Elogio della lentezza – Nel fortunato saggio “La società della stanchezza” (Nottetempo, 2012), il filosofo sudcoreano Byung-Chul Han rifletteva sul disagio dell’individuo nell’era della competizione, caratterizzata dall’eccesso produttivo e dalla disponibilità universale di merci e persone. Due anni dopo il neuro-scienziato italiano Lamberto Maffei portava alle stampe “Elogio della lentezza” (Il Mulino), divenuto a sua volta un piccolo classico. «In questa frenesia visiva e cognitiva – scriveva Maffei – dimentichiamo che il cervello è una macchina lenta, e nel tentativo di imitare le macchine veloci andiamo incontro a frustrazioni». Forse è per questo che molti cittadini, di fronte alle misure contenitive, più che da paura sono stati investiti da una sorta di commozione collettiva. Magari non solo perché sentivano di vivere un momento “storico”, “cinematografico”, ma perché avvertivano un senso di liberazione: per una volta c’era un problema più grande degli affanni di ogni giorno.

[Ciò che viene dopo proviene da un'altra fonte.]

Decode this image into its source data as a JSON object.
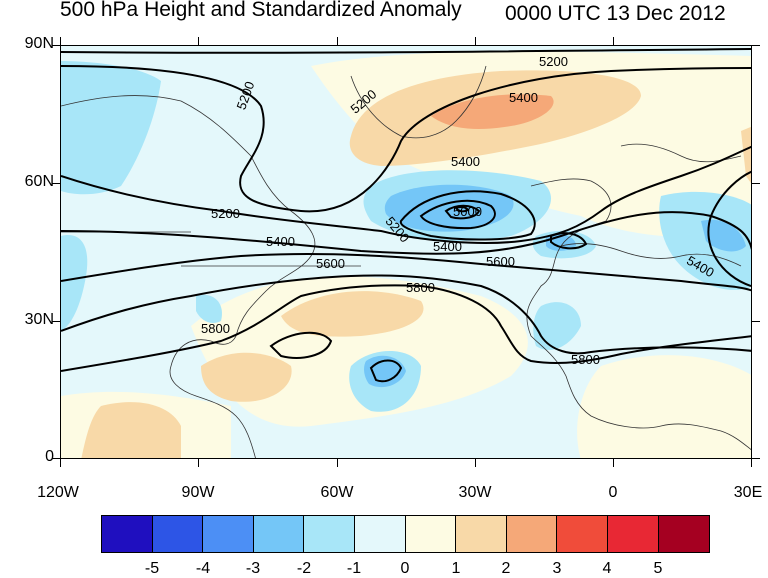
{
  "title": "500 hPa Height and Standardized Anomaly",
  "datetime": "0000 UTC 13 Dec 2012",
  "y_axis_labels": [
    "90N",
    "60N",
    "30N",
    "0"
  ],
  "x_axis_labels": [
    "120W",
    "90W",
    "60W",
    "30W",
    "0",
    "30E"
  ],
  "colorbar": {
    "colors": [
      "#1f0fbf",
      "#2d55e6",
      "#4c8ff5",
      "#74c6f7",
      "#a8e6f8",
      "#e4f8fb",
      "#fdfbe3",
      "#f8d9a8",
      "#f5a878",
      "#f04c3a",
      "#e82834",
      "#a50021"
    ],
    "labels": [
      "-5",
      "-4",
      "-3",
      "-2",
      "-1",
      "0",
      "1",
      "2",
      "3",
      "4",
      "5"
    ]
  },
  "contour_labels": [
    "5200",
    "5200",
    "5400",
    "5200",
    "5400",
    "5000",
    "5200",
    "5400",
    "5600",
    "5600",
    "5400",
    "5800",
    "5800",
    "5800",
    "5200",
    "5400"
  ]
}
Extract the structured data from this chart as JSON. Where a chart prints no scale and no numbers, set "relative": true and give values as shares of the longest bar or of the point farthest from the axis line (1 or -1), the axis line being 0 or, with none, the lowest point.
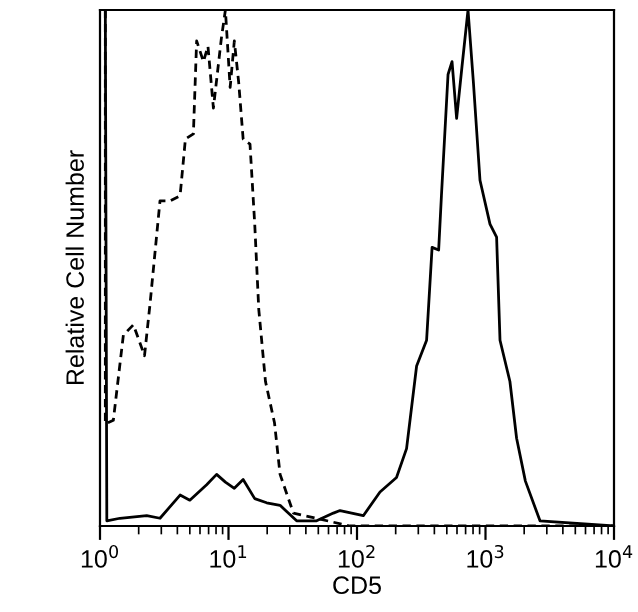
{
  "chart_data": {
    "type": "line",
    "xlabel": "CD5",
    "ylabel": "Relative Cell Number",
    "relative": true,
    "log": "x",
    "grid": false,
    "marker": "none",
    "xlim": [
      1,
      10000
    ],
    "xticks": [
      {
        "value": 1,
        "label": "10$^{0}$"
      },
      {
        "value": 10,
        "label": "10$^{1}$"
      },
      {
        "value": 100,
        "label": "10$^{2}$"
      },
      {
        "value": 1000,
        "label": "10$^{3}$"
      },
      {
        "value": 10000,
        "label": "10$^{4}$"
      }
    ],
    "series": [
      {
        "color": "#000000",
        "line_style": "dashed",
        "x": [
          1.1,
          1.1,
          1.27,
          1.52,
          1.82,
          2.22,
          2.45,
          2.93,
          3.51,
          4.2,
          4.62,
          5.33,
          5.65,
          6.38,
          6.92,
          7.63,
          8.8,
          9.46,
          10.3,
          11.1,
          12.0,
          13.0,
          14.7,
          16.0,
          17.2,
          19.4,
          22.8,
          25.2,
          32.0,
          88,
          10000
        ],
        "values": [
          1.0,
          0.198,
          0.205,
          0.37,
          0.39,
          0.33,
          0.43,
          0.63,
          0.63,
          0.64,
          0.75,
          0.76,
          0.94,
          0.9,
          0.93,
          0.81,
          0.945,
          1.0,
          0.85,
          0.94,
          0.86,
          0.75,
          0.74,
          0.585,
          0.42,
          0.28,
          0.2,
          0.1,
          0.025,
          0,
          0
        ]
      },
      {
        "color": "#000000",
        "line_style": "solid",
        "x": [
          1.1,
          1.13,
          1.43,
          2.31,
          2.93,
          4.2,
          5.0,
          6.76,
          8.08,
          9.46,
          11.1,
          13.0,
          16.0,
          19.8,
          25.2,
          33.9,
          48.5,
          65.5,
          73.8,
          112,
          151,
          203,
          243,
          291,
          348,
          384,
          432,
          454,
          511,
          549,
          596,
          656,
          731,
          805,
          906,
          1084,
          1220,
          1297,
          1549,
          1746,
          2044,
          2655,
          10000
        ],
        "values": [
          1.0,
          0.01,
          0.015,
          0.02,
          0.015,
          0.06,
          0.05,
          0.08,
          0.1,
          0.085,
          0.073,
          0.09,
          0.053,
          0.045,
          0.04,
          0.01,
          0.01,
          0.025,
          0.03,
          0.02,
          0.066,
          0.094,
          0.15,
          0.31,
          0.36,
          0.54,
          0.535,
          0.64,
          0.875,
          0.9,
          0.79,
          0.89,
          1.0,
          0.86,
          0.67,
          0.585,
          0.56,
          0.36,
          0.28,
          0.17,
          0.087,
          0.01,
          0
        ]
      }
    ]
  }
}
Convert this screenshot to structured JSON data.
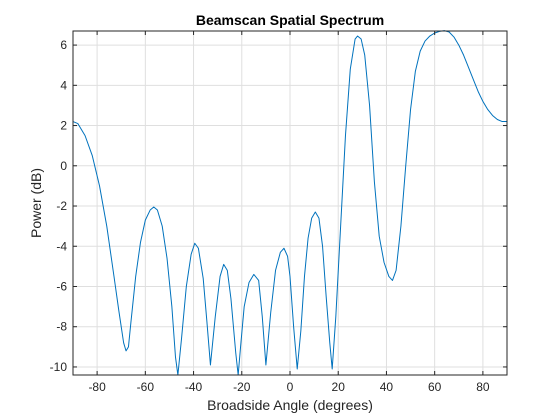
{
  "chart_data": {
    "type": "line",
    "title": "Beamscan Spatial Spectrum",
    "xlabel": "Broadside Angle (degrees)",
    "ylabel": "Power (dB)",
    "xlim": [
      -90,
      90
    ],
    "ylim": [
      -10.4,
      6.7
    ],
    "xticks": [
      -80,
      -60,
      -40,
      -20,
      0,
      20,
      40,
      60,
      80
    ],
    "yticks": [
      -10,
      -8,
      -6,
      -4,
      -2,
      0,
      2,
      4,
      6
    ],
    "grid": true,
    "box": true,
    "series": [
      {
        "color": "#0072bd",
        "points": [
          [
            -90,
            2.2
          ],
          [
            -88,
            2.1
          ],
          [
            -85,
            1.5
          ],
          [
            -82,
            0.5
          ],
          [
            -79,
            -1.0
          ],
          [
            -76,
            -3.0
          ],
          [
            -73,
            -5.5
          ],
          [
            -71,
            -7.2
          ],
          [
            -69,
            -8.8
          ],
          [
            -68,
            -9.2
          ],
          [
            -67,
            -9.0
          ],
          [
            -66,
            -7.8
          ],
          [
            -64,
            -5.5
          ],
          [
            -62,
            -3.8
          ],
          [
            -60,
            -2.7
          ],
          [
            -58,
            -2.2
          ],
          [
            -56.5,
            -2.05
          ],
          [
            -55,
            -2.2
          ],
          [
            -53,
            -3.0
          ],
          [
            -51,
            -4.6
          ],
          [
            -49,
            -7.0
          ],
          [
            -47.5,
            -9.5
          ],
          [
            -46.5,
            -10.4
          ],
          [
            -45,
            -8.6
          ],
          [
            -43,
            -6.0
          ],
          [
            -41,
            -4.4
          ],
          [
            -39.5,
            -3.85
          ],
          [
            -38,
            -4.1
          ],
          [
            -36,
            -5.6
          ],
          [
            -34.5,
            -7.7
          ],
          [
            -33,
            -9.9
          ],
          [
            -31,
            -7.5
          ],
          [
            -29,
            -5.5
          ],
          [
            -27.5,
            -4.9
          ],
          [
            -26,
            -5.2
          ],
          [
            -24.5,
            -6.6
          ],
          [
            -22.5,
            -9.3
          ],
          [
            -21.5,
            -10.4
          ],
          [
            -20.5,
            -9.0
          ],
          [
            -19,
            -7.0
          ],
          [
            -17,
            -5.8
          ],
          [
            -15,
            -5.4
          ],
          [
            -13,
            -5.7
          ],
          [
            -11.5,
            -7.5
          ],
          [
            -10,
            -9.9
          ],
          [
            -8,
            -7.3
          ],
          [
            -6,
            -5.2
          ],
          [
            -4,
            -4.3
          ],
          [
            -2.5,
            -4.1
          ],
          [
            -1,
            -4.5
          ],
          [
            0,
            -5.5
          ],
          [
            1.5,
            -8.0
          ],
          [
            3,
            -10.1
          ],
          [
            4.5,
            -8.2
          ],
          [
            6,
            -5.5
          ],
          [
            7.5,
            -3.6
          ],
          [
            9,
            -2.6
          ],
          [
            10.5,
            -2.3
          ],
          [
            12,
            -2.6
          ],
          [
            13.5,
            -4.0
          ],
          [
            15,
            -6.5
          ],
          [
            16.5,
            -8.8
          ],
          [
            17.5,
            -10.1
          ],
          [
            19,
            -7.5
          ],
          [
            21,
            -3.0
          ],
          [
            23,
            1.5
          ],
          [
            25,
            4.8
          ],
          [
            27,
            6.3
          ],
          [
            28,
            6.45
          ],
          [
            29.5,
            6.3
          ],
          [
            31,
            5.5
          ],
          [
            33,
            3.0
          ],
          [
            35,
            -0.8
          ],
          [
            37,
            -3.5
          ],
          [
            39,
            -4.8
          ],
          [
            41,
            -5.5
          ],
          [
            42.5,
            -5.7
          ],
          [
            44,
            -5.2
          ],
          [
            46,
            -3.0
          ],
          [
            48,
            0.0
          ],
          [
            50,
            2.8
          ],
          [
            52,
            4.7
          ],
          [
            54,
            5.7
          ],
          [
            56,
            6.2
          ],
          [
            58,
            6.45
          ],
          [
            60,
            6.6
          ],
          [
            62,
            6.68
          ],
          [
            64,
            6.72
          ],
          [
            66,
            6.65
          ],
          [
            68,
            6.4
          ],
          [
            70,
            6.0
          ],
          [
            72,
            5.5
          ],
          [
            74,
            4.9
          ],
          [
            76,
            4.3
          ],
          [
            78,
            3.7
          ],
          [
            80,
            3.2
          ],
          [
            82,
            2.8
          ],
          [
            84,
            2.5
          ],
          [
            86,
            2.3
          ],
          [
            88,
            2.2
          ],
          [
            90,
            2.2
          ]
        ]
      }
    ]
  }
}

L’occasione – Certo, sono tante le persone che continuano a lavorare, e che anzi vedono le proprie responsabilità moltiplicate dall’emergenza. Ma sono molte di più quelle che hanno dovuto sospendere le proprie abitudini, rallentare, cercare modi per impiegare un tempo sempre scarso e ora persino esorbitante. L’umanità del fare, del senso di colpa calvinista, è chiamata a sperimentare il suono dolce di una lentezza forzosa. Persino a riscoprire l’importanza del dormire, se è vero che, come ha denunciato Arianna Huffington nel best-seller “The Sleep Revolution” (Harmony, 2016), la privazione del sonno è una piaga della nostra epoca.

I rischi dell’Io – Ma può questo “tempo ritrovato” fare male alla mente? «Il contatto prolungato con le proprie emozioni può essere tollerato solo se la persona ha strumenti intellettuali pronti – spiega Luigi Dattoli, psichiatra in formazione presso il Policlinico Gemelli di Roma e membro di un gruppo di ricerca sul tema –. Il problema sono coloro che raramente vengono a contatto con il proprio mondo interiore, e quindi individui più frenetici, abituati, anche come meccanismo di difesa, a svolgere tante attività». Per loro la quarantena imposta si sta rivelando più difficile, facendo sorgere problematiche come disturbi del sonno, squilibrio alimentare, incapacità di adattamento, sbalzi d’umore, ansia. «Questi soggetti – aggiunge – si stanno mostrando anche i più attivi e polemici sui social network».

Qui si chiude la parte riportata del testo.